My Favourite Film of 1929.



Film After last week's visit to blogging in 2005, let's shift backwards in time slightly further to 2002 and the BBC's The Collective, a cultural review website from a time when the corporation's online offering was experimental and exciting, when the idea was to simply try things out and see if they stuck, bend the remit of what the BBC could and should be doing for the public, but on the main site and not in a walled off garden like often brilliant BBC Taster.

Utilising the same log-in technology as the H2G2 website (a user submission version of the Hitchhiker's Guide To The Galaxy), a profile I still retain today to access the iPlayer, The Collective allowed users to submit reviews of all aspects of culture so that it would appear alongside the work of professional reviews and other editorial content.

Rowan Kerek, the editor of the site was kind enough to contribute to Review 2003 and Rowan's answers are still readable here.  I think she's the Rowan who was later mentioned on the Wittertainment show.  I wonder if it was her idea to call the user pages "my space" just before myspace was founded (ask your grandparents).

Having my own blog, I mainly posted over there for the purposes of trying to win the weekly prize being handed out, I think at random, which I managed to win on several occasions.  Prizes included a Turin Brakes t-shirt which I still wear despite never being a fan and a dvd of Man With A Movie Camera, the first time I saw the film.

The BBC hosted version was finally pulled some time in 2014 but as with all of these old projects it lives on as part of the Wayback Machine and here's a link to the final iteration which includes a link to an editors note explaining that the website is about to close in 2008 when the first wave of programme pages were introduced and the philosophy of the website changed.

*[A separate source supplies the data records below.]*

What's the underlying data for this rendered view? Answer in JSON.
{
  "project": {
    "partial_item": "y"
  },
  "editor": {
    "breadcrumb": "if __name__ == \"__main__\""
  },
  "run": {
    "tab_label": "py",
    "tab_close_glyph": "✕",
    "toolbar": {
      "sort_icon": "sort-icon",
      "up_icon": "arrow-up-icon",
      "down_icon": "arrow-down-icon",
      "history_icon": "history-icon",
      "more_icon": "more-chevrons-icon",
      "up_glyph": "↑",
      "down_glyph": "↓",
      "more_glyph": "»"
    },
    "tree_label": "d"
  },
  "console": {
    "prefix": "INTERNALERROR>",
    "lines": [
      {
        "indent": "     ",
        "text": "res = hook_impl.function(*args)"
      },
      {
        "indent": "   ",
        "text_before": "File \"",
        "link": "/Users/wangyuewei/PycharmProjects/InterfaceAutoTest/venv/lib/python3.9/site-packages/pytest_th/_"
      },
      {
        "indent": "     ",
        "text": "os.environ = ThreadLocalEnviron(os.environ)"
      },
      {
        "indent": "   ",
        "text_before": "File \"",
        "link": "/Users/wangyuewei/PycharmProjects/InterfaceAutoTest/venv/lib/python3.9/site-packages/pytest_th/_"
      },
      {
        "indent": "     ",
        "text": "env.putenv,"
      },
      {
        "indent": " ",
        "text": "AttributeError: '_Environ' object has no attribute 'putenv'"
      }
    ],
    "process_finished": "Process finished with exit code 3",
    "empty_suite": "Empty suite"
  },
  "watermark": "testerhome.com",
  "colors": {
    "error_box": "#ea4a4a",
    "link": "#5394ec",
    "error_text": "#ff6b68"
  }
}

Here's my old profile which functions surprisingly well considering.  As you can see I copied the about me from this blog but there's plenty of content which didn't originally appear over here which I've now copied over with the correct date stamps which I'm the process of resurrecting and can be read more easily at this tag, or at least what can be salvaged.

Although the editorial offer now looks quite standard, then there wasn't another part of the BBC really covering these topics in this way and it stands very much as a forerunner to the channels Radio One and Six Music would become and an ancestor to the approach that's now enshrined at the BBC Three website, not to mention BBC Arts.